Le PDG de Robinhood, Vlad Tenev, a contesté les propos du PDG d'AMC Entertainment, Adam Aron, qui a accusé la plateforme de trading la semaine dernière de créer un « marché fictif » pour les actions AMC et menacé de saisir la Securities and Exchange Commission des États-Unis.
Tenev a affirmé que, une fois que les actions d'une entreprise sont négociées publiquement, elle ne peut pas contrôler tous les produits financiers construits autour d'elles, dans un entretien sur « Squawk Box » de CNBC, mercredi.
« Les émetteurs doivent avoir le contrôle et ont effectivement le contrôle sur les droits et obligations des actions qu’ils émettent, mais cela ne signifie pas qu’ils contrôlent tout à leur sujet », a-t-il déclaré. « En particulier, ils ne contrôlent pas d’autres entreprises qui émettent leurs propres titres faisant référence à ces actions. »

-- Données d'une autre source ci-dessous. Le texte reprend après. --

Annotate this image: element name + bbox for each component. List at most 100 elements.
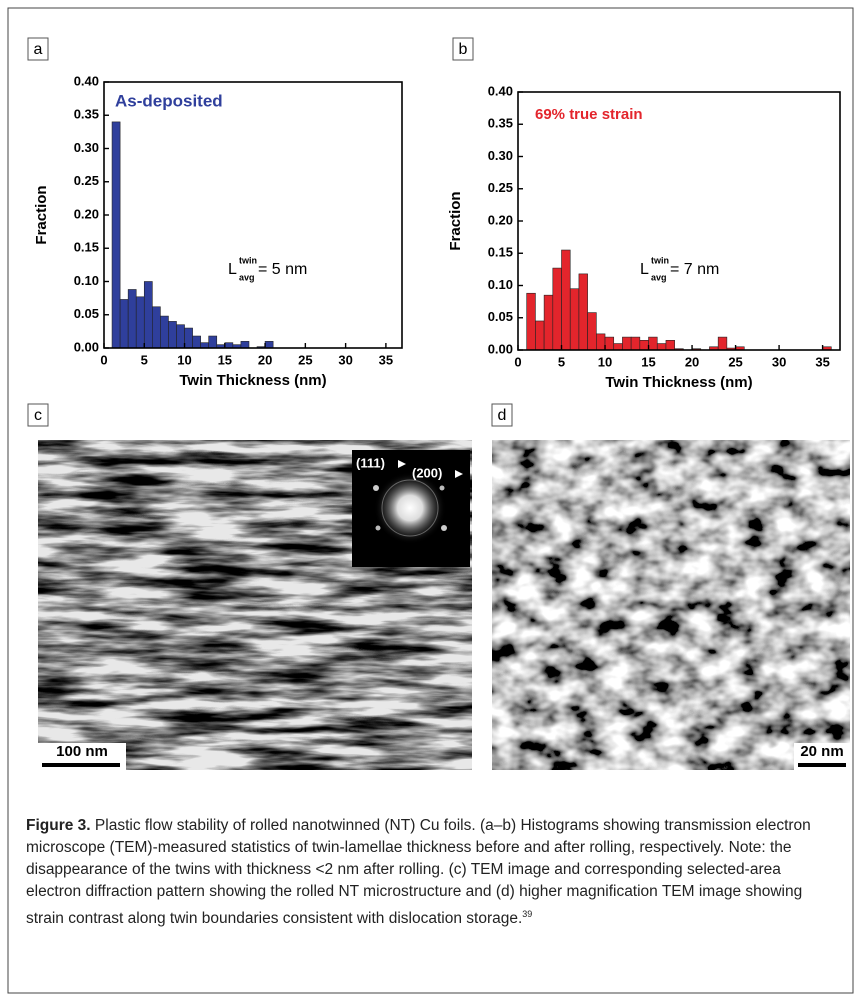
x-tick-label: 15 [641, 354, 655, 369]
formula-symbol: L [228, 261, 237, 278]
formula-superscript: twin [651, 255, 669, 265]
y-tick-label: 0.00 [488, 341, 513, 356]
y-tick-label: 0.35 [488, 116, 513, 131]
x-tick-label: 0 [514, 354, 521, 369]
formula-text: = 5 nm [258, 261, 307, 278]
panel-annotation: As-deposited [115, 91, 223, 110]
diffraction-spot [375, 525, 381, 531]
inset-label: (200) [412, 465, 442, 480]
x-tick-label: 35 [815, 354, 829, 369]
x-tick-label: 20 [685, 354, 699, 369]
tem-image-c: (111) (200) 100 nm [38, 440, 472, 770]
bar [622, 336, 632, 351]
scale-bar-label: 100 nm [56, 743, 108, 760]
x-tick-label: 5 [141, 352, 148, 367]
bar [119, 299, 129, 349]
x-tick-label: 35 [379, 352, 393, 367]
x-tick-label: 10 [598, 354, 612, 369]
x-tick-label: 30 [338, 352, 352, 367]
scale-bar [42, 763, 120, 767]
bar [578, 273, 588, 351]
panel-label: a [34, 41, 43, 58]
histogram: 0.00 0.05 0.10 0.15 0.20 0.25 0.30 0.35 0.40 0 5 10… [447, 37, 841, 391]
bar [168, 321, 177, 349]
diffraction-spot [441, 525, 447, 531]
panel-label: d [498, 407, 507, 424]
bar [160, 315, 169, 349]
bar [665, 340, 675, 351]
inset-arrow [455, 470, 463, 478]
bar [176, 324, 185, 349]
diffraction-ring [381, 479, 439, 537]
panel-label: b [459, 41, 468, 58]
panel-label-box [27, 403, 49, 427]
panel-label-box [491, 403, 513, 427]
y-tick-label: 0.20 [74, 206, 99, 221]
bar [656, 343, 667, 351]
y-tick-label: 0.10 [488, 277, 513, 292]
formula-subscript: avg [239, 272, 255, 282]
inset-arrow [398, 460, 406, 468]
y-tick-label: 0.05 [74, 306, 99, 321]
bar [630, 336, 641, 351]
y-tick-label: 0.15 [488, 245, 513, 260]
bar [543, 294, 554, 351]
bar [152, 306, 161, 349]
y-tick-label: 0.25 [74, 173, 99, 188]
tem-image-d: 20 nm [492, 440, 850, 770]
formula-text: = 7 nm [670, 261, 719, 278]
caption-reference: 39 [522, 909, 533, 919]
bar [604, 336, 615, 351]
inset-label: (111) [356, 455, 385, 470]
x-tick-label: 20 [258, 352, 272, 367]
y-tick-label: 0.00 [74, 339, 99, 354]
bar [240, 341, 250, 349]
scale-bar [798, 763, 846, 767]
formula-symbol: L [640, 261, 649, 278]
bar [127, 289, 137, 349]
bar [264, 341, 274, 349]
panel-label: c [34, 407, 42, 424]
bar [613, 343, 623, 351]
y-axis-title: Fraction [447, 191, 464, 250]
y-tick-label: 0.20 [488, 212, 513, 227]
caption-heading: Figure 3. [26, 817, 91, 834]
bar [552, 267, 562, 351]
panel-label-box [27, 37, 49, 61]
y-tick-label: 0.30 [488, 148, 513, 163]
bar [135, 296, 145, 349]
y-tick-label: 0.35 [74, 107, 99, 122]
caption-text: Plastic flow stability of rolled nanotwi… [26, 817, 811, 928]
y-tick-label: 0.10 [74, 273, 99, 288]
diffraction-spot [439, 485, 445, 491]
histogram: 0.00 0.05 0.10 0.15 0.20 0.25 0.30 0.35 0.40 0 5 10… [27, 37, 403, 389]
formula-superscript: twin [239, 255, 257, 265]
x-tick-label: 30 [772, 354, 786, 369]
x-tick-label: 10 [177, 352, 191, 367]
x-tick-label: 25 [298, 352, 312, 367]
bar [535, 320, 545, 351]
x-tick-label: 15 [218, 352, 232, 367]
bar [143, 281, 153, 349]
bar [717, 336, 728, 351]
y-axis-title: Fraction [33, 185, 50, 244]
x-tick-label: 0 [100, 352, 107, 367]
bar [208, 335, 218, 349]
formula-subscript: avg [651, 272, 667, 282]
caption: Figure 3. Plastic flow stability of roll… [26, 815, 826, 930]
panel-annotation: 69% true strain [535, 106, 643, 123]
bar [587, 312, 597, 351]
bar [526, 292, 536, 351]
bar [569, 288, 580, 351]
figure-border [7, 7, 854, 994]
scale-bar-label: 20 nm [800, 743, 843, 760]
y-tick-label: 0.05 [488, 309, 513, 324]
y-tick-label: 0.40 [488, 83, 513, 98]
image-texture [492, 440, 850, 770]
x-axis-title: Twin Thickness (nm) [179, 372, 326, 389]
bar [596, 333, 606, 351]
y-tick-label: 0.40 [74, 73, 99, 88]
diffraction-spot [373, 485, 379, 491]
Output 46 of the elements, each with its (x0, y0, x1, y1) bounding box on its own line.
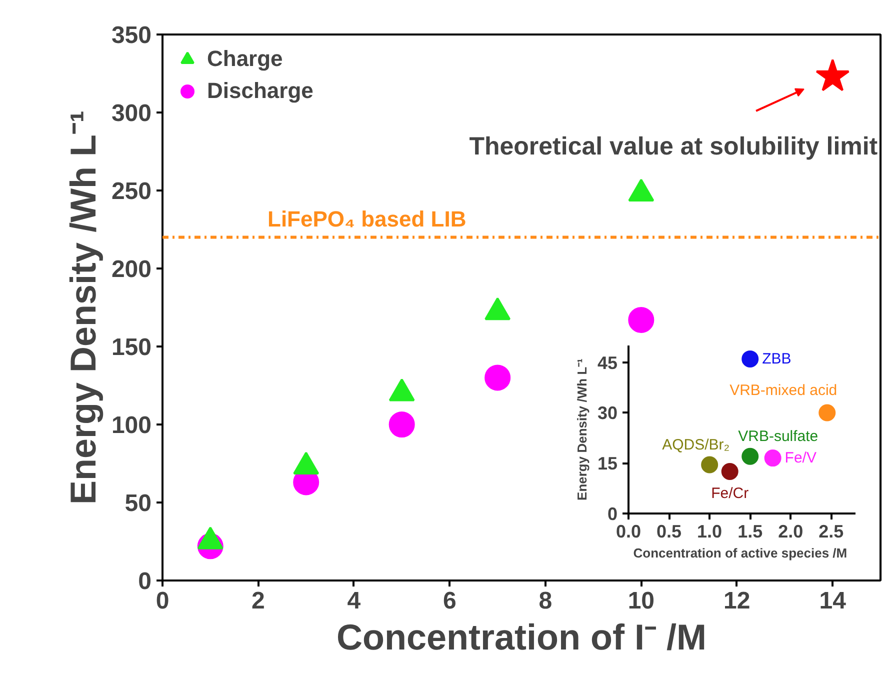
x-axis-title: Concentration of I⁻ /M (336, 616, 706, 658)
series-label: AQDS/Br₂ (662, 436, 730, 454)
point (742, 350, 759, 368)
series-label: Fe/Cr (711, 485, 749, 502)
series-label: Fe/V (784, 450, 816, 467)
x-tick-label: 2.0 (778, 522, 804, 542)
x-tick-label: 14 (819, 588, 847, 614)
y-tick-label: 30 (597, 403, 618, 424)
x-tick-label: 6 (443, 588, 456, 614)
series-label: VRB-mixed acid (730, 382, 838, 400)
y-tick-label: 250 (111, 178, 152, 205)
y-tick-label: 300 (111, 100, 152, 127)
ref-line-label: LiFePO₄ based LIB (268, 206, 466, 232)
x-tick-label: 0.0 (616, 522, 642, 542)
x-tick-label: 0.5 (656, 522, 682, 542)
y-tick-label: 350 (111, 22, 152, 49)
y-tick-label: 50 (124, 490, 152, 517)
y-tick-label: 0 (138, 568, 152, 595)
y-tick-label: 45 (597, 352, 618, 373)
y-axis-title: Energy Density /Wh L⁻¹ (574, 358, 590, 500)
y-tick-label: 100 (111, 412, 152, 439)
x-tick-label: 2.5 (818, 522, 844, 542)
point (764, 450, 782, 467)
legend-label: Charge (207, 46, 283, 72)
point (742, 448, 759, 465)
legend-label: Discharge (207, 78, 314, 104)
y-tick-label: 15 (597, 454, 618, 474)
y-axis-title: Energy Density /Wh L⁻¹ (62, 110, 104, 505)
y-tick-label: 0 (607, 504, 618, 524)
x-axis-title: Concentration of active species /M (633, 546, 848, 560)
point (701, 456, 718, 474)
x-tick-label: 12 (724, 588, 750, 614)
point (721, 463, 738, 480)
x-tick-label: 8 (538, 588, 552, 614)
x-tick-label: 4 (347, 588, 362, 614)
x-tick-label: 2 (252, 588, 265, 614)
series-label: ZBB (762, 350, 792, 368)
x-tick-label: 0 (156, 588, 170, 614)
annotation: Theoretical value at solubility limit (469, 132, 878, 161)
point (818, 404, 836, 422)
x-tick-label: 1.0 (697, 522, 722, 542)
x-tick-label: 1.5 (738, 522, 763, 542)
y-tick-label: 200 (111, 256, 152, 283)
series-label: VRB-sulfate (738, 428, 818, 445)
y-tick-label: 150 (111, 334, 152, 361)
x-tick-label: 10 (628, 588, 655, 614)
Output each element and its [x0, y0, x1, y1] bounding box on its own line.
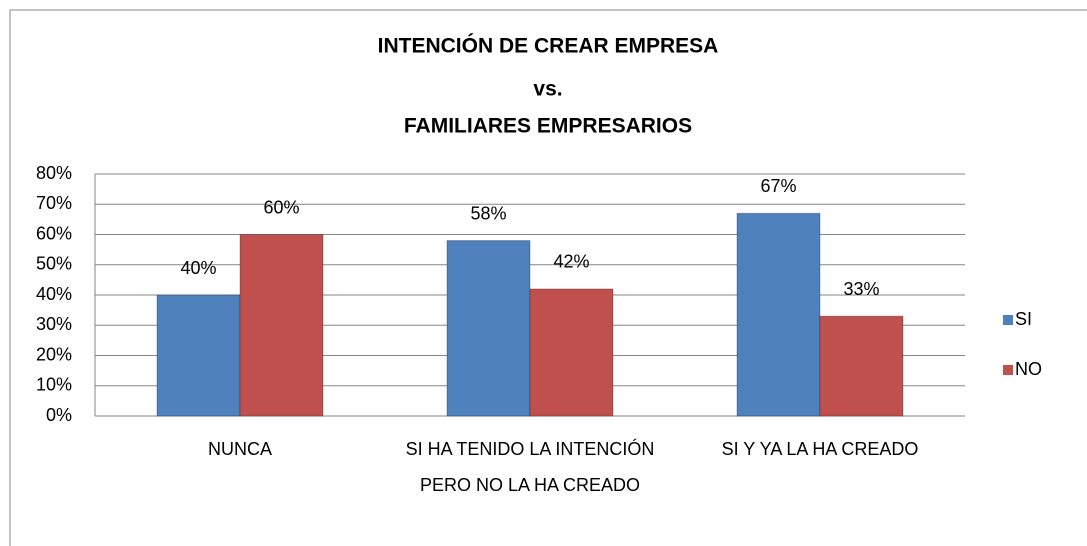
chart-border [9, 9, 1087, 546]
y-tick-label: 20% [36, 344, 72, 364]
y-tick-label: 80% [36, 163, 72, 183]
bar [239, 234, 324, 417]
legend-swatch [1003, 365, 1013, 375]
y-tick-label: 50% [36, 254, 72, 274]
data-label: 40% [180, 258, 216, 278]
bar [529, 288, 614, 417]
bar [156, 294, 241, 417]
y-tick-label: 10% [36, 375, 72, 395]
y-tick-label: 40% [36, 284, 72, 304]
chart-title: FAMILIARES EMPRESARIOS [404, 115, 692, 138]
x-tick-label: SI Y YA LA HA CREADO [721, 439, 919, 459]
bar [819, 315, 904, 417]
data-label: 42% [553, 252, 589, 272]
y-tick-label: 60% [36, 223, 72, 243]
data-label: 60% [263, 197, 299, 217]
y-tick-label: 30% [36, 314, 72, 334]
bar [736, 212, 821, 417]
data-label: 67% [760, 176, 796, 196]
y-tick-label: 0% [46, 405, 72, 425]
legend-swatch [1003, 315, 1013, 325]
bar [446, 240, 531, 417]
x-tick-label: NUNCA [207, 439, 272, 459]
chart-title: vs. [533, 78, 562, 101]
legend-label: NO [1015, 359, 1042, 379]
data-label: 58% [470, 203, 506, 223]
data-label: 33% [843, 279, 879, 299]
chart-title: INTENCIÓN DE CREAR EMPRESA [378, 34, 719, 58]
x-tick-label: SI HA TENIDO LA INTENCIÓN PERO NO LA HA … [405, 439, 655, 495]
legend-label: SI [1015, 309, 1032, 329]
y-tick-label: 70% [36, 193, 72, 213]
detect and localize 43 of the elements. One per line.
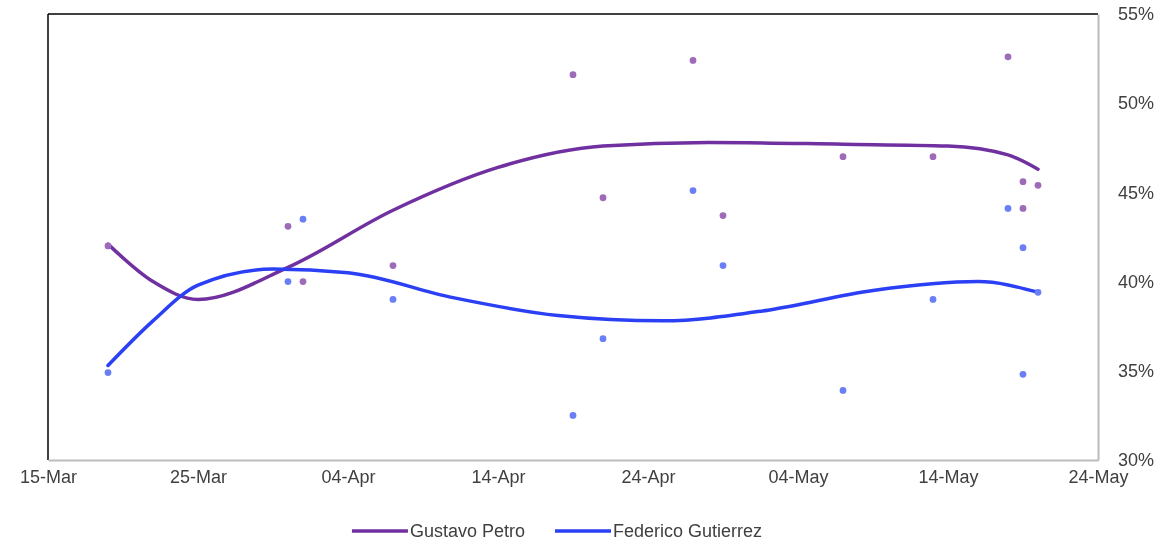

« Le consentement de l’émetteur dépend de ce que vous faites exactement », a-t-il ajouté. « Et dans le cas des jetons d’actions Robinhood [...] ceux-ci ne devraient pas exiger automatiquement le consentement de l’émetteur. »
L'interview a été la première apparition publique de Tenev depuis l'éclatement du différend la semaine dernière, lorsque Aron a déclaré sur X qu'AMC n'avait aucun lien avec le produit tokenisé de Robinhood et ne le condonnait pas. Aron a qualifié cette pratique de « méprisable » et d'« outrageante », puis a demandé à Robinhood de « cesser et s'abstenir » de négocier des jetons liés à AMC.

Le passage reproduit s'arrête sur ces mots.